The gypsies, taking us as in some way the cause of the extraordinary
disappearance of the dead man, turned, without a word, and rode away
as if for their lives. Those who were unmounted jumped upon the
leiter wagon and shouted to the horsemen not to desert them. The
wolves, which had withdrawn to a safe distance, followed in their
wake, leaving us alone.

Mr. Morris, who had sunk to the ground, leaned on his elbow, holding
his hand pressed to his side. The blood still gushed through his
fingers. I flew to him, for the Holy circle did not now keep me back;
so did the two doctors. Jonathan knelt behind him and the wounded man
laid back his head on his shoulder. With a sigh he took, with a
feeble effort, my hand in that of his own which was unstained.

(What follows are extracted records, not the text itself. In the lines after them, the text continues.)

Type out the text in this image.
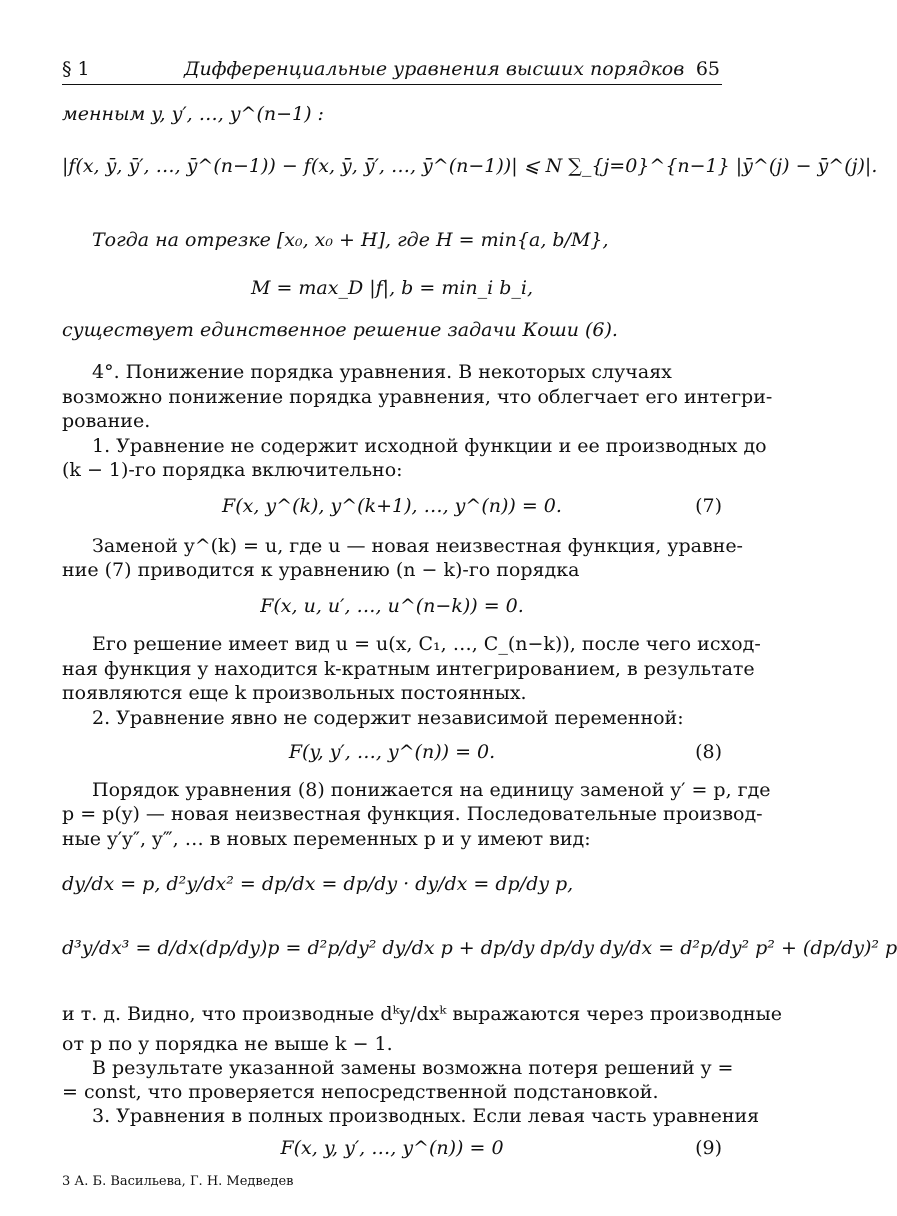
§ 1	Дифференциальные уравнения высших порядков 65
менным y, y′, …, y^(n−1) :
|f(x, ȳ, ȳ′, …, ȳ^(n−1)) − f(x, ȳ̄, ȳ̄′, …, ȳ̄^(n−1))| ⩽ N ∑_{j=0}^{n−1} |ȳ^(j) − ȳ̄^(j)|.
Тогда на отрезке [x₀, x₀ + H], где H = min{a, b/M},
M = max_D |f|, b = min_i b_i,
существует единственное решение задачи Коши (6).
4°. Понижение порядка уравнения. В некоторых случаях
возможно понижение порядка уравнения, что облегчает его интегри-
рование.
1. Уравнение не содержит исходной функции и ее производных до
(k − 1)-го порядка включительно:
F(x, y^(k), y^(k+1), …, y^(n)) = 0.	(7)
Заменой y^(k) = u, где u — новая неизвестная функция, уравне-
ние (7) приводится к уравнению (n − k)-го порядка
F(x, u, u′, …, u^(n−k)) = 0.
Его решение имеет вид u = u(x, C₁, …, C_(n−k)), после чего исход-
ная функция y находится k-кратным интегрированием, в результате
появляются еще k произвольных постоянных.
2. Уравнение явно не содержит независимой переменной:
F(y, y′, …, y^(n)) = 0.	(8)
Порядок уравнения (8) понижается на единицу заменой y′ = p, где
p = p(y) — новая неизвестная функция. Последовательные производ-
ные y′y″, y‴, … в новых переменных p и y имеют вид:
dy/dx = p, d²y/dx² = dp/dx = dp/dy · dy/dx = dp/dy p,
d³y/dx³ = d/dx(dp/dy)p = d²p/dy² dy/dx p + dp/dy dp/dy dy/dx = d²p/dy² p² + (dp/dy)² p
и т. д. Видно, что производные dᵏy/dxᵏ выражаются через производные
от p по y порядка не выше k − 1.
В результате указанной замены возможна потеря решений y =
= const, что проверяется непосредственной подстановкой.
3. Уравнения в полных производных. Если левая часть уравнения
F(x, y, y′, …, y^(n)) = 0	(9)
3 А. Б. Васильева, Г. Н. Медведев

He must have seen the anguish of my heart in my face, for he smiled at
me and said, "I am only too happy to have been of service! Oh, God!"
he cried suddenly, struggling to a sitting posture and pointing to me.
"It was worth for this to die! Look! Look!"

The sun was now right down upon the mountain top, and the red gleams
fell upon my face, so that it was bathed in rosy light. With one
impulse the men sank on their knees and a deep and earnest "Amen"
broke from all as their eyes followed the pointing of his finger.

The dying man spoke, "Now God be thanked that all has not been in
vain! See! The snow is not more stainless than her forehead! The
curse has passed away!"

And, to our bitter grief, with a smile and in silence, he died, a
gallant gentleman.


Seven years ago we all went through the flames. And the happiness of
some of us since then is, we think, well worth the pain we endured.
It is an added joy to Mina and to me that our boy's birthday is the
same day as that on which Quincey Morris died. His mother holds, I
know, the secret belief that some of our brave friend's spirit has
passed into him. His bundle of names links all our little band of men
together. But we call him Quincey.

In the summer of this year we made a journey to Transylvania, and went
over the old ground which was, and is, to us so full of vivid and
terrible memories. It was almost impossible to believe that the
things which we had seen with our own eyes and heard with our own ears
were living truths. Every trace of all that had been was blotted
out. The castle stood as before, reared high above a waste of

When we got home we were talking of the old time, which we could all
look back on without despair, for Godalming and Seward are both
happily married. I took the papers from the safe where they had been
ever since our return so long ago. We were struck with the fact, that
in all the mass of material of which the record is composed, there is
hardly one authentic document. Nothing but a mass of typewriting,
except the later notebooks of Mina and Seward and myself, and Van
Helsing's memorandum. We could hardly ask any one, even did we wish
to, to accept these as proofs of so wild a story. Van Helsing summed
it all up as he said, with our boy on his knee.

"We want no proofs. We ask none to believe us! This boy will some
day know what a brave and gallant woman his mother is. Already he
knows her sweetness and loving care. Later on he will understand how
some men so loved her, that they did dare much for her sake."